Several people have contributed to the creation of this treebank, from devising annotation guidelines and developing supporting tools, to manually annotating the text and data curation: Andreia Querido, António Branco, Catarina Carvalheiro, Clara Pinto, Cláudia Martins, Francisco Costa, Joana Ramos, João Silva, Mariana Avelãs, Marisa Campos, Rita Carvalho, Rita Pereira, Sara Silveira, Sérgio Castro, and Sílvia Pereira.
References
CINTIL-UDep is described in the following article
- Branco, António, João Ricardo Silva, Luís Gomes, and João Rodrigues, 2022. Universal Grammatical Dependencies for Portuguese with CINTIL Data, LX Processing and CLARIN support. In Proceedings of the 13th Conference on Language Resources and Evaluation (LREC 2022).
which should be used as its canonical citation, and which interested users are referred to for detailed information.
The source treebanks for CINTIL-UDep dependency bank were CINTIL-DependencyBank and CINTIL DependencyBank PREMIUM, which were initially manually annotated with different guidelines, as described in:
- de Carvalho, Rita, Andreia Querido, Marisa Campos, Rita Pereira, João Silva, and António Branco, 2016. CINTIL DependencyBank PREMIUM: A corpus of grammatical dependencies for Portuguese. In Proceedings of the 10th International Conference on Language Resources and Evaluation (LREC 2016).
- Branco, António, Francisco Costa, João Silva, Sara Silveira, Sérgio Castro, Mariana Avelãs, Clara Pinto, and João Graça, 2010. Developing a deep linguistic databank supporting a collection of treebanks: the CINTIL DeepGramBank. In Proceedings of the 7th International Conference on Language Resources and Evaluation (LREC 2010).

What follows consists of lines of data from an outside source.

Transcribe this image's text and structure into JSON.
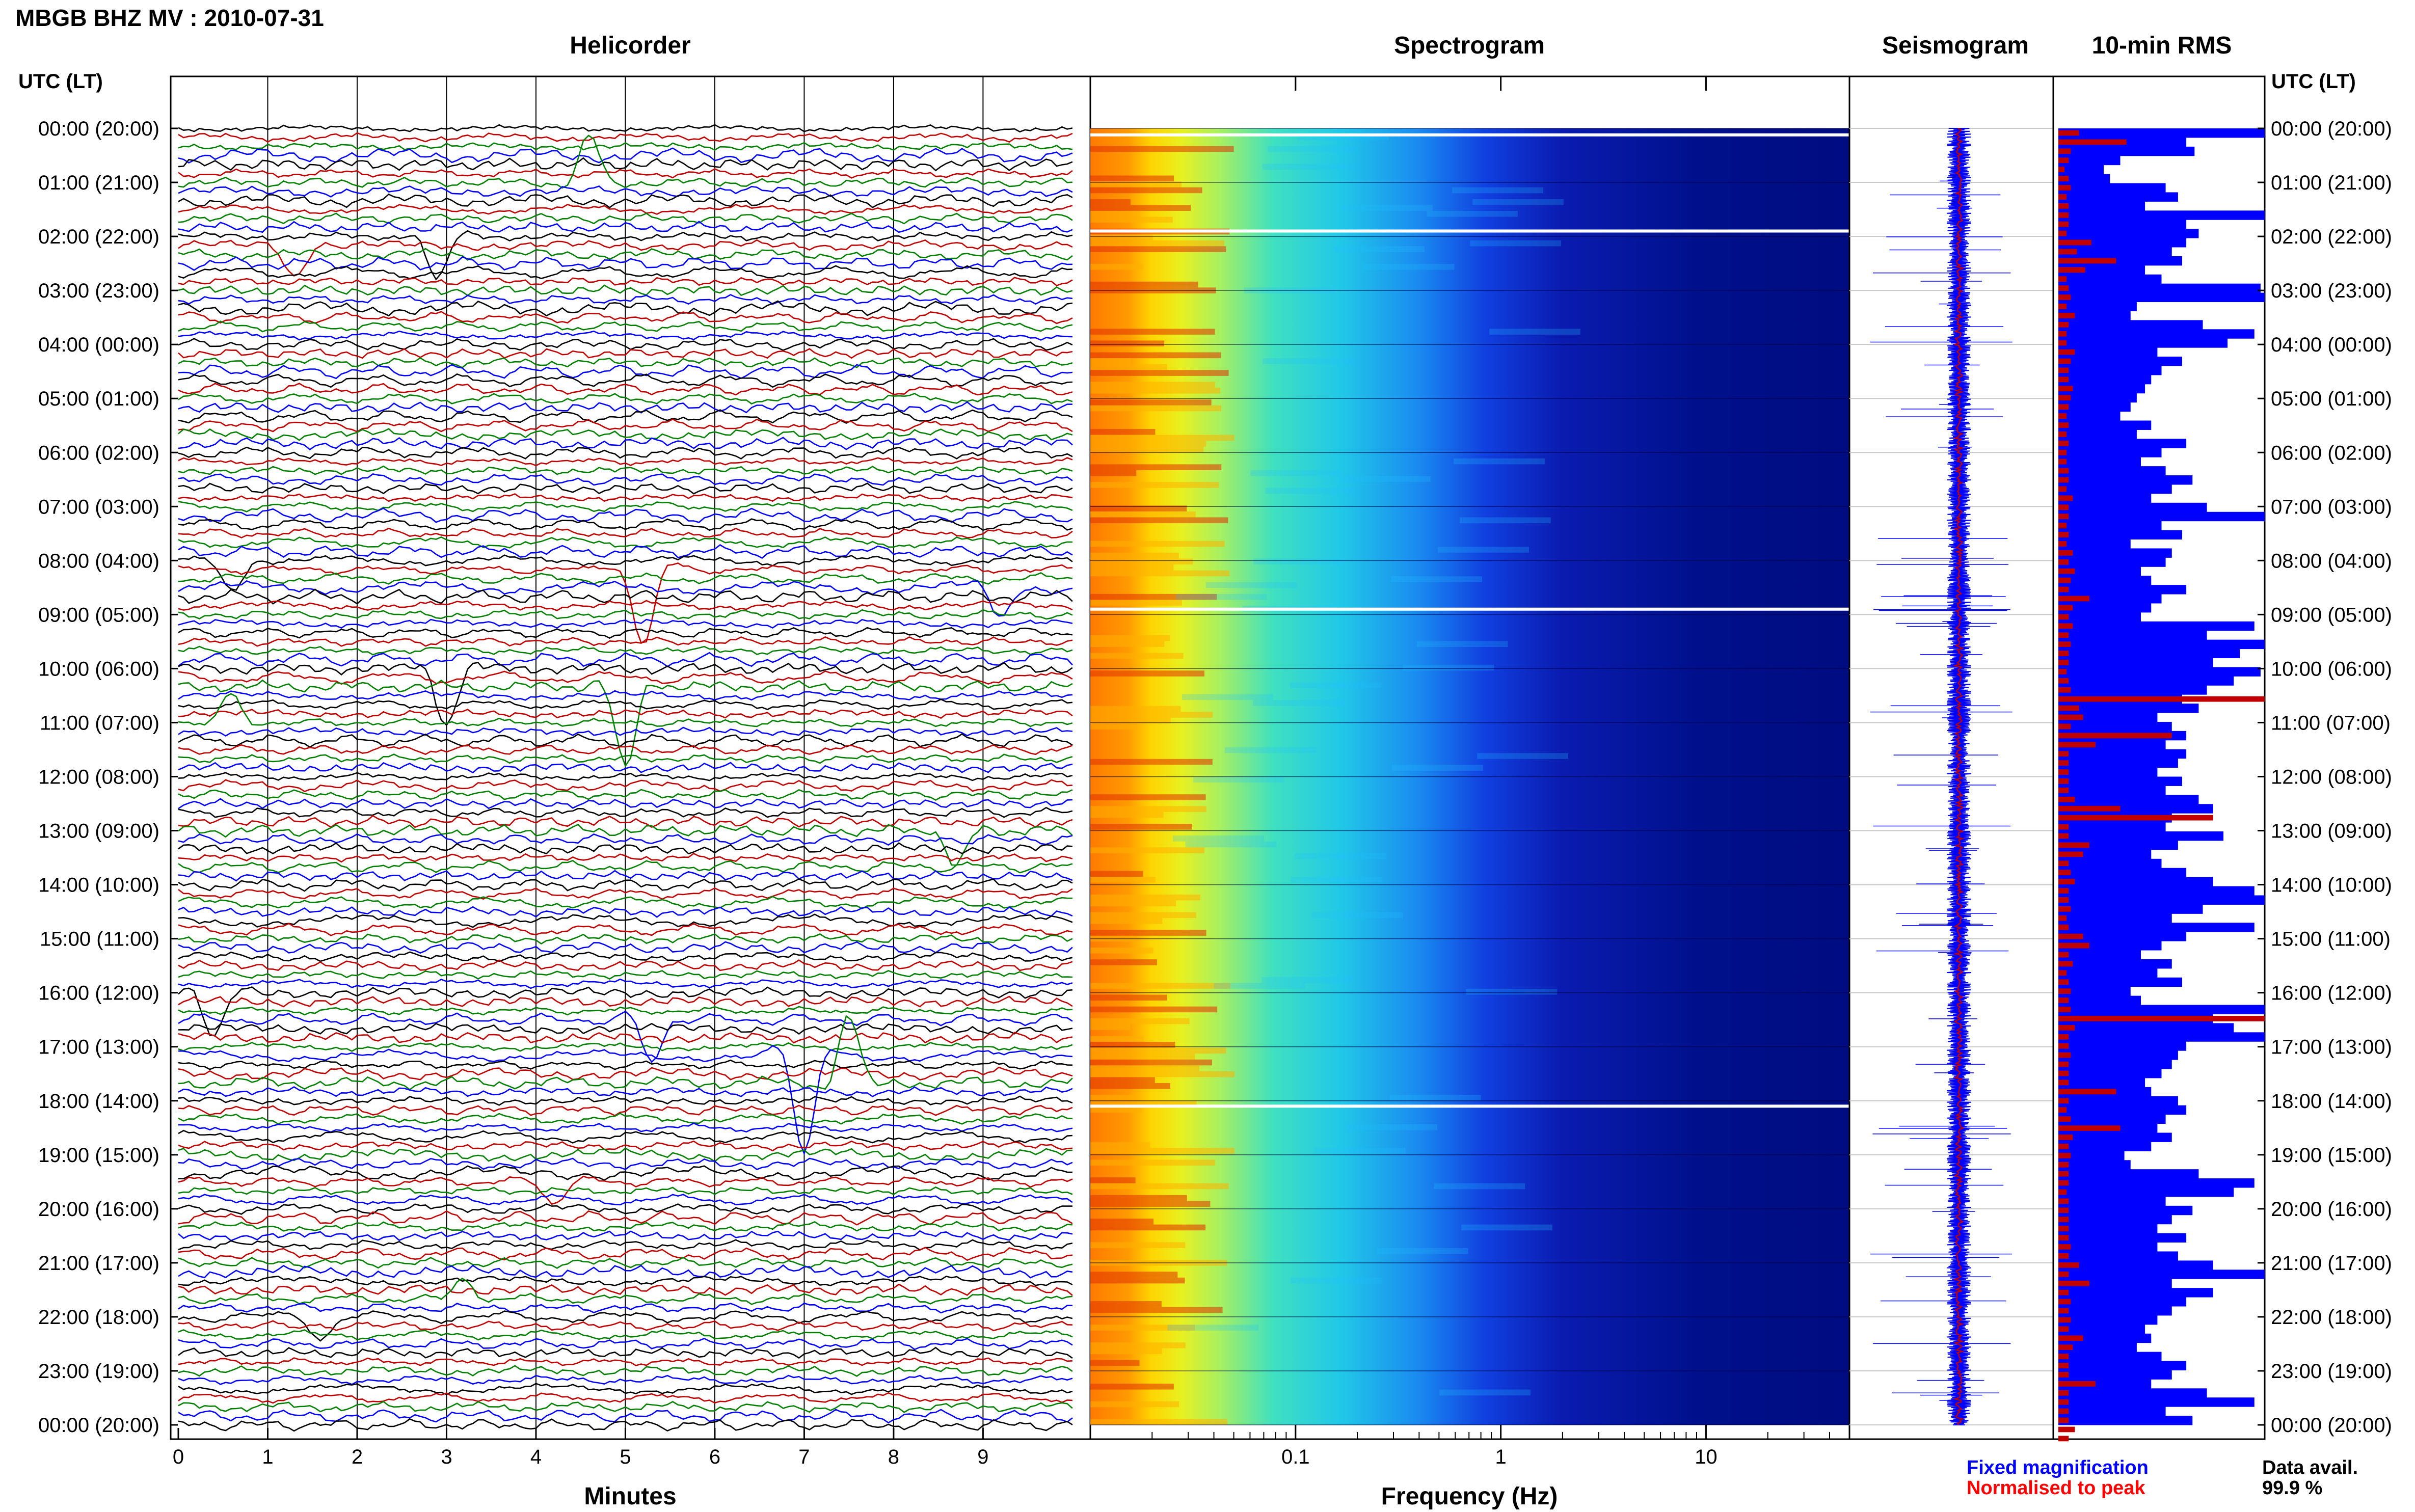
{
  "page": {
    "title": "MBGB BHZ MV : 2010-07-31"
  },
  "colors": {
    "black": "#000000",
    "red": "#c00000",
    "green": "#008000",
    "blue": "#0000ff",
    "rms_fixed": "#0000ff",
    "rms_norm": "#ff0000",
    "spec_low": "#00008b",
    "spec_high": "#ff4000"
  },
  "chart_data": [
    {
      "type": "line",
      "title": "Helicorder",
      "xlabel": "Minutes",
      "ylabel": "UTC (LT)",
      "xlim": [
        0,
        10
      ],
      "x_ticks": [
        "0",
        "1",
        "2",
        "3",
        "4",
        "5",
        "6",
        "7",
        "8",
        "9"
      ],
      "y_ticks": [
        "00:00 (20:00)",
        "01:00 (21:00)",
        "02:00 (22:00)",
        "03:00 (23:00)",
        "04:00 (00:00)",
        "05:00 (01:00)",
        "06:00 (02:00)",
        "07:00 (03:00)",
        "08:00 (04:00)",
        "09:00 (05:00)",
        "10:00 (06:00)",
        "11:00 (07:00)",
        "12:00 (08:00)",
        "13:00 (09:00)",
        "14:00 (10:00)",
        "15:00 (11:00)",
        "16:00 (12:00)",
        "17:00 (13:00)",
        "18:00 (14:00)",
        "19:00 (15:00)",
        "20:00 (16:00)",
        "21:00 (17:00)",
        "22:00 (18:00)",
        "23:00 (19:00)",
        "00:00 (20:00)"
      ],
      "traces_per_hour": 6,
      "trace_colors": [
        "black",
        "red",
        "green",
        "blue"
      ],
      "grid": true
    },
    {
      "type": "heatmap",
      "title": "Spectrogram",
      "xlabel": "Frequency (Hz)",
      "x_scale": "log",
      "xlim": [
        0.01,
        50
      ],
      "x_tick_labels": [
        "0.1",
        "1",
        "10"
      ],
      "x_tick_values": [
        0.1,
        1,
        10
      ],
      "data_gaps_utc_hours": [
        0.12,
        1.9,
        8.9,
        18.1
      ]
    },
    {
      "type": "line",
      "title": "Seismogram",
      "series": [
        {
          "name": "Fixed magnification",
          "color": "blue"
        },
        {
          "name": "Normalised to peak",
          "color": "red"
        }
      ]
    },
    {
      "type": "bar",
      "title": "10-min RMS",
      "orientation": "horizontal",
      "ylabel": "UTC (LT)",
      "y_ticks": [
        "00:00 (20:00)",
        "01:00 (21:00)",
        "02:00 (22:00)",
        "03:00 (23:00)",
        "04:00 (00:00)",
        "05:00 (01:00)",
        "06:00 (02:00)",
        "07:00 (03:00)",
        "08:00 (04:00)",
        "09:00 (05:00)",
        "10:00 (06:00)",
        "11:00 (07:00)",
        "12:00 (08:00)",
        "13:00 (09:00)",
        "14:00 (10:00)",
        "15:00 (11:00)",
        "16:00 (12:00)",
        "17:00 (13:00)",
        "18:00 (14:00)",
        "19:00 (15:00)",
        "20:00 (16:00)",
        "21:00 (17:00)",
        "22:00 (18:00)",
        "23:00 (19:00)",
        "00:00 (20:00)"
      ],
      "series": [
        {
          "name": "Fixed magnification",
          "color": "blue",
          "values": [
            1.0,
            0.62,
            0.66,
            0.3,
            0.22,
            0.25,
            0.52,
            0.58,
            0.42,
            1.0,
            0.62,
            0.68,
            0.62,
            0.55,
            0.6,
            0.42,
            0.5,
            0.98,
            1.0,
            0.38,
            0.35,
            0.7,
            0.95,
            0.82,
            0.48,
            0.6,
            0.5,
            0.45,
            0.42,
            0.38,
            0.35,
            0.3,
            0.45,
            0.38,
            0.62,
            0.5,
            0.4,
            0.52,
            0.65,
            0.55,
            0.45,
            0.72,
            1.0,
            0.5,
            0.6,
            0.35,
            0.55,
            0.52,
            0.4,
            0.45,
            0.62,
            0.5,
            0.45,
            0.4,
            0.95,
            0.72,
            1.0,
            0.88,
            0.75,
            0.98,
            0.85,
            0.72,
            0.6,
            0.68,
            0.48,
            0.55,
            0.62,
            0.52,
            0.62,
            0.58,
            0.48,
            0.6,
            0.52,
            0.68,
            0.75,
            0.55,
            0.52,
            0.8,
            0.58,
            0.45,
            0.5,
            0.62,
            0.75,
            0.95,
            1.0,
            0.7,
            0.55,
            0.95,
            0.62,
            0.5,
            0.4,
            0.55,
            0.48,
            0.6,
            0.35,
            0.4,
            1.0,
            0.75,
            0.85,
            1.0,
            0.62,
            0.58,
            0.55,
            0.5,
            0.42,
            0.45,
            0.58,
            0.62,
            0.52,
            0.48,
            0.55,
            0.45,
            0.32,
            0.35,
            0.68,
            0.95,
            0.85,
            0.52,
            0.65,
            0.55,
            0.48,
            0.62,
            0.48,
            0.58,
            0.75,
            1.0,
            0.55,
            0.75,
            0.62,
            0.55,
            0.48,
            0.42,
            0.45,
            0.38,
            0.5,
            0.62,
            0.55,
            0.45,
            0.72,
            0.95,
            0.52,
            0.65
          ]
        },
        {
          "name": "Normalised to peak",
          "color": "red",
          "values": [
            0.1,
            0.33,
            0.06,
            0.05,
            0.03,
            0.05,
            0.06,
            0.04,
            0.05,
            0.05,
            0.05,
            0.04,
            0.16,
            0.09,
            0.28,
            0.13,
            0.04,
            0.05,
            0.06,
            0.04,
            0.08,
            0.05,
            0.04,
            0.04,
            0.08,
            0.06,
            0.05,
            0.05,
            0.07,
            0.06,
            0.05,
            0.04,
            0.05,
            0.04,
            0.05,
            0.04,
            0.04,
            0.05,
            0.05,
            0.04,
            0.07,
            0.05,
            0.05,
            0.04,
            0.05,
            0.04,
            0.07,
            0.05,
            0.08,
            0.06,
            0.05,
            0.15,
            0.07,
            0.05,
            0.07,
            0.05,
            0.06,
            0.05,
            0.05,
            0.04,
            0.05,
            0.06,
            1.0,
            0.1,
            0.12,
            0.06,
            0.55,
            0.18,
            0.05,
            0.05,
            0.05,
            0.05,
            0.05,
            0.08,
            0.3,
            0.75,
            0.05,
            0.05,
            0.15,
            0.12,
            0.05,
            0.06,
            0.08,
            0.05,
            0.05,
            0.06,
            0.04,
            0.05,
            0.12,
            0.15,
            0.05,
            0.07,
            0.04,
            0.05,
            0.06,
            0.05,
            0.06,
            1.0,
            0.08,
            0.05,
            0.05,
            0.06,
            0.05,
            0.05,
            0.05,
            0.28,
            0.05,
            0.04,
            0.06,
            0.3,
            0.07,
            0.05,
            0.06,
            0.05,
            0.05,
            0.05,
            0.04,
            0.05,
            0.05,
            0.05,
            0.05,
            0.05,
            0.06,
            0.05,
            0.1,
            0.05,
            0.15,
            0.05,
            0.06,
            0.05,
            0.06,
            0.05,
            0.12,
            0.07,
            0.05,
            0.05,
            0.05,
            0.18,
            0.05,
            0.05,
            0.05,
            0.05,
            0.08,
            0.05
          ]
        }
      ]
    }
  ],
  "footer": {
    "data_avail_label": "Data avail.",
    "data_avail_value": "99.9 %"
  }
}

Other relevant references are:
- Costa, Francisco, and António Branco, 2010. LXGram: A deep linguistic grammar processing grammar for Portuguese. In Proceedings of the International Conference and Computational Processing of the Portuguese Language (PROPOR 2010).
Changelog
- 2023-10-27 v2.13
- fixed should not be used for proper nouns.
- 2023-04-20 v2.12
- Value Cmp not allowed for feature Degree.
- 2022-12-30
- Fixes for the representation of tokenized forms.
- 2022-11-15 v2.11
- Initial release in Universal Dependencies.